The outboard motor is long gone, not sure what the make was..........

Randomclarke


----------



## Spike12 (Dec 10, 2008)

Got to good gun shop and explain your situation. They should be willing to look it up in The Blue Book of Gun Values. Since they will have it in their hands at the time they can assess and declare the condition. The value/price of a gun is ALWAYS set by the condition. Condition is EVERYTHING in gun's value. 

Unless you can provide written documentation that it is, in deed, a bring back gun, verbal history is next to worthless to a buyer as none of it can be verified. Bottom line to a buyer is the gun itself. 

I would search for a Beretta owner's forum and see what they can offer too. I think they should be a huge help for you.

Your gun looks to be in great condition and if it really a WWII bring back, it's a very significant piece of family history I'd think twice about selling if it was mine. What your father and this country did for the world in WWII can not be overstated.


----------



## CW (Mar 20, 2015)

Beautiful Beretta.

You should check out Berettaforum.net for more information. They have some very knowledgeable members and should be able to help with valuing and selling if you _really _want to.

PS, Steve, as for being safe, you must've missed the *orange* tie-strap through the barrel ...


----------



## Steve M1911A1 (Feb 6, 2008)

You're right: I did miss it.
Thanks.

To *randomclarke*: My apologies.


----------



## randomclarke (Feb 20, 2016)

Guys............I'm in contact with rockislandauction and have gotten great and encouraging input from several members on the berettaforum.com. I think I'm on my way to good results thanks to your help. 

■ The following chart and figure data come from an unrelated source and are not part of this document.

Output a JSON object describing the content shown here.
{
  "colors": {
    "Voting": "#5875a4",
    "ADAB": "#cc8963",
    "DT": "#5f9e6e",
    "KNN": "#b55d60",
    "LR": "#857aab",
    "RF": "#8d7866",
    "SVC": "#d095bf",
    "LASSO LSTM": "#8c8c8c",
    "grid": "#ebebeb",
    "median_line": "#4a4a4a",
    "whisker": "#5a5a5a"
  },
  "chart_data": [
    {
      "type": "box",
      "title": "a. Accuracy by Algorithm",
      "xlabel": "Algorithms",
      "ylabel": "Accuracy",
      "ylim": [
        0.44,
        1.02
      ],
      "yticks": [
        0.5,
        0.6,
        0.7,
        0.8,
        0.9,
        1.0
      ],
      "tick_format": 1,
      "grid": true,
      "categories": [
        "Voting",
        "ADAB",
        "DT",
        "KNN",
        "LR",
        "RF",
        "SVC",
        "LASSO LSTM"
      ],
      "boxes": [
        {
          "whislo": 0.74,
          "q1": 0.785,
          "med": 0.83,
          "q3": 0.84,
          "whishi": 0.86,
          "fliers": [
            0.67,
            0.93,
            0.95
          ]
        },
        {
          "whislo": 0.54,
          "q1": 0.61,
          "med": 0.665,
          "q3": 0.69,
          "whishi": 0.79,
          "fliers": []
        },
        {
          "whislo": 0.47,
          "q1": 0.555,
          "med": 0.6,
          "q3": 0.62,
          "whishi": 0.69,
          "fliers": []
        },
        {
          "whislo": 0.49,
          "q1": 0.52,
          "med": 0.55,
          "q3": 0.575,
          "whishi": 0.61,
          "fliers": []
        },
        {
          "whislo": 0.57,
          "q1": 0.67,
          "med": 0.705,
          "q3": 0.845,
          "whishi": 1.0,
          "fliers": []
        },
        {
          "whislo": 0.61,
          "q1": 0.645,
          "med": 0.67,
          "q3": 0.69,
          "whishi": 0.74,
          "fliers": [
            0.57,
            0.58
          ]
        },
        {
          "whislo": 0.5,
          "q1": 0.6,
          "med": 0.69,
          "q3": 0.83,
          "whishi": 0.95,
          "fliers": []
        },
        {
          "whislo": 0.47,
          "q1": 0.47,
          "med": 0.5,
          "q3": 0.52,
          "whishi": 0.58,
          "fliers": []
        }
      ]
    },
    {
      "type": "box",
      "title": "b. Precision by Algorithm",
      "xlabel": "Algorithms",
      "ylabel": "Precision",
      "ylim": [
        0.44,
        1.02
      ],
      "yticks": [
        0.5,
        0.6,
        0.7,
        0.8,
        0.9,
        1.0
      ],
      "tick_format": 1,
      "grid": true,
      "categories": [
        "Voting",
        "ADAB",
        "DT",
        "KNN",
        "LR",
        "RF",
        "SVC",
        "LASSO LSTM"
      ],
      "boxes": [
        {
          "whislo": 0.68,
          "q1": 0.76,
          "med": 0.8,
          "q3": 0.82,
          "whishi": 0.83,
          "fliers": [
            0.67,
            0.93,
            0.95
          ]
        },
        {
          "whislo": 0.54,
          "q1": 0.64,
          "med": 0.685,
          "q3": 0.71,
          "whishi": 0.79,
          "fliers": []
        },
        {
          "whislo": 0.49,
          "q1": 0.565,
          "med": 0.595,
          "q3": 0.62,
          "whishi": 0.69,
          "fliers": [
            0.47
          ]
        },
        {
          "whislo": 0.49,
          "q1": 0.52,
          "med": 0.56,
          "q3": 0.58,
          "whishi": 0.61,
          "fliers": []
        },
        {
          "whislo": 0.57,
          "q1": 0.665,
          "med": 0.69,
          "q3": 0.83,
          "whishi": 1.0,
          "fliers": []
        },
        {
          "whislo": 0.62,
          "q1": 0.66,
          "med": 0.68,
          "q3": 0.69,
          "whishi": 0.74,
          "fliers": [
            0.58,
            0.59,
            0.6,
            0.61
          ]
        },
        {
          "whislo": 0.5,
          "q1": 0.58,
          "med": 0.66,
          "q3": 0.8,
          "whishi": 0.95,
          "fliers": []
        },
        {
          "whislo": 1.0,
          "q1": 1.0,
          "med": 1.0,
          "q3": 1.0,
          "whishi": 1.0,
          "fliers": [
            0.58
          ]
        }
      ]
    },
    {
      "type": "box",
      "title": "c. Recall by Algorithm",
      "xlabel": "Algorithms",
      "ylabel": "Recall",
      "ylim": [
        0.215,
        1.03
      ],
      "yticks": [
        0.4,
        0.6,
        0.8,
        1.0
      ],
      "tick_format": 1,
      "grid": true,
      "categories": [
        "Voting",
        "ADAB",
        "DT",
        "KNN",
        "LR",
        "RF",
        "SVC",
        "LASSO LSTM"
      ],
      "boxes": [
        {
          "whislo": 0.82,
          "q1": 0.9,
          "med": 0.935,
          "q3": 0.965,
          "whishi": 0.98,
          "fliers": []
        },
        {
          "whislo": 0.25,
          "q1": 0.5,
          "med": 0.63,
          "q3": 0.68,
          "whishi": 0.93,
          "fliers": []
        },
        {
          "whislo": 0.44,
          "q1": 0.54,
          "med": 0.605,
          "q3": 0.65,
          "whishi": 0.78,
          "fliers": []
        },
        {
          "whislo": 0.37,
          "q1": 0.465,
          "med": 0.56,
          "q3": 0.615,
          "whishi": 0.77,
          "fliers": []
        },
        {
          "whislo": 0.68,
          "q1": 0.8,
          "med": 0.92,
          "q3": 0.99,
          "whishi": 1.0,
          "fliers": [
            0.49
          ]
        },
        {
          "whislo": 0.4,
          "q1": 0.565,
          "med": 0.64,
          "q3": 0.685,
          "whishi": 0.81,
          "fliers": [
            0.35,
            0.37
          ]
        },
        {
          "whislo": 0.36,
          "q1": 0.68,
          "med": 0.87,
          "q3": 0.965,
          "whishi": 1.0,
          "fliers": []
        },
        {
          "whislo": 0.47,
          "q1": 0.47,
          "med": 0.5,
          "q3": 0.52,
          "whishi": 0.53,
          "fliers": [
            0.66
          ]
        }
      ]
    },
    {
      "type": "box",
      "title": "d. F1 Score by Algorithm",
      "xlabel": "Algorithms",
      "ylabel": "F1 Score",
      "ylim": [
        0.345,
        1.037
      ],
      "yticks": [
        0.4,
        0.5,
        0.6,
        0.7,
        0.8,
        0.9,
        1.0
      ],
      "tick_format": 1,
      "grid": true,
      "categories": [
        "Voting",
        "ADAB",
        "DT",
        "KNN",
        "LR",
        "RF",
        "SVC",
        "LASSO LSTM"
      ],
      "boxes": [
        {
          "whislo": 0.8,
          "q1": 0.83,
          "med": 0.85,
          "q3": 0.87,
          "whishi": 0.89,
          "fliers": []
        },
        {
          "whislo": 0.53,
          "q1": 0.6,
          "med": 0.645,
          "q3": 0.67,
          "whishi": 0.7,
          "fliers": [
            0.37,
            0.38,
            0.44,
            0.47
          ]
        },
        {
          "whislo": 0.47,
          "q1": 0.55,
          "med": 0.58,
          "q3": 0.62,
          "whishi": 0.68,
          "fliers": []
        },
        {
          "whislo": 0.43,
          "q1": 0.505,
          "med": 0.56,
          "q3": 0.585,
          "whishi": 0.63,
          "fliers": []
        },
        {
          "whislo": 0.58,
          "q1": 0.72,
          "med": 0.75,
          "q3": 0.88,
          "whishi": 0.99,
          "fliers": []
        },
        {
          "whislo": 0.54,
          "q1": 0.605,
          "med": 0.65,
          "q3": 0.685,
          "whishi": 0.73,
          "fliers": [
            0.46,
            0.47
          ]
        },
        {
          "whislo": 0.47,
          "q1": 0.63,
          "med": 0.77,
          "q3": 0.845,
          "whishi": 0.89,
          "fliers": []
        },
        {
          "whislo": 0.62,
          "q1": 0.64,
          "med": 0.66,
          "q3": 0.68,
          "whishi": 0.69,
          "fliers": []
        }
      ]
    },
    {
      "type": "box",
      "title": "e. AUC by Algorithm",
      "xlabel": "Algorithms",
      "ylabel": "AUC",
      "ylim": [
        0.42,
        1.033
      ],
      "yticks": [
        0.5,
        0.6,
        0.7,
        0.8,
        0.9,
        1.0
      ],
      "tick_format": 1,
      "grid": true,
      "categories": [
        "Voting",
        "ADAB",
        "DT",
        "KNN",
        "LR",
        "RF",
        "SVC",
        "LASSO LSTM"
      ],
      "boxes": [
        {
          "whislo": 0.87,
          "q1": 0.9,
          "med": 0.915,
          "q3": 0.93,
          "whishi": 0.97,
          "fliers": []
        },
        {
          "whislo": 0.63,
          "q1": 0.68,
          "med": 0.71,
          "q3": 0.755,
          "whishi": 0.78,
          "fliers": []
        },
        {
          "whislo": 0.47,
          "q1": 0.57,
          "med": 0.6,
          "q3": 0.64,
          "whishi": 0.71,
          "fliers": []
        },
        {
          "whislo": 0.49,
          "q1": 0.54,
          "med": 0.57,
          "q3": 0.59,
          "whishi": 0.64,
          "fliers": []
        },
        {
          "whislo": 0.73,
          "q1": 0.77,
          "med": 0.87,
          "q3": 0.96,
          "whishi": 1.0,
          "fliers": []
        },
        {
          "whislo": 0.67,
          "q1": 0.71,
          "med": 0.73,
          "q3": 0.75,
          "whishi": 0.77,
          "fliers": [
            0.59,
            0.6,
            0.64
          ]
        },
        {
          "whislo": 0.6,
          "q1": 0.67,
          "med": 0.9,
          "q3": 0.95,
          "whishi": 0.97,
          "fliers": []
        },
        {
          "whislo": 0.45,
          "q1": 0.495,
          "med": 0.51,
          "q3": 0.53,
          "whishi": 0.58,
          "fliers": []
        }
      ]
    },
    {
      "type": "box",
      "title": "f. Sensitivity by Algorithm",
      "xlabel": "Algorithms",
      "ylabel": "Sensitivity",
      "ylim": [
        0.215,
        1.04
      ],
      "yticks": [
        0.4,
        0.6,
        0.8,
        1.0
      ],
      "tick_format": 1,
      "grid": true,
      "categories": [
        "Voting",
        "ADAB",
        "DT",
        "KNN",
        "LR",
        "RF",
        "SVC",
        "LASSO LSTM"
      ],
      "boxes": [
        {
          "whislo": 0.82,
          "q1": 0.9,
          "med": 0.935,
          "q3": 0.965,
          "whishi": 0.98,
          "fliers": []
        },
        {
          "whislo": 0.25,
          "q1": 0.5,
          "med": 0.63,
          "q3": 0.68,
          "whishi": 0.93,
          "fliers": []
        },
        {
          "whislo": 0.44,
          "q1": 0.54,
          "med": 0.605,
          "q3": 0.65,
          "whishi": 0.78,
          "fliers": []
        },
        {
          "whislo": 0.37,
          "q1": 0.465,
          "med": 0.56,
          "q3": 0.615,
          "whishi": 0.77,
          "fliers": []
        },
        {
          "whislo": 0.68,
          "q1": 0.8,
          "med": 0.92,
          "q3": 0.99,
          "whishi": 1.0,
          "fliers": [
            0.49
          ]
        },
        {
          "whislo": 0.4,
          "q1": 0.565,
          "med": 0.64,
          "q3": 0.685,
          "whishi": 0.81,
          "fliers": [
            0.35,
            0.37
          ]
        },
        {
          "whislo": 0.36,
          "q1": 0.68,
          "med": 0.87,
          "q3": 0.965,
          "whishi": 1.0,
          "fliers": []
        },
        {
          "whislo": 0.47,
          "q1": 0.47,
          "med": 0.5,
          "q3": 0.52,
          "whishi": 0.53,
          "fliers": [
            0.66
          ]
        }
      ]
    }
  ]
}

Gonna now put together a posting of my wartime DUO handgun and see if I can get the same boost to my efforts to finding a new home for it.


----------



## randomclarke (Feb 20, 2016)

guys you just would not believe the explosion of interest, information, debate, and finite detail that the berettaforum.com guys have tossed at me and each other........itz a session at the "University of Beretta". I thank ya'll for pushing me in that direction.


----------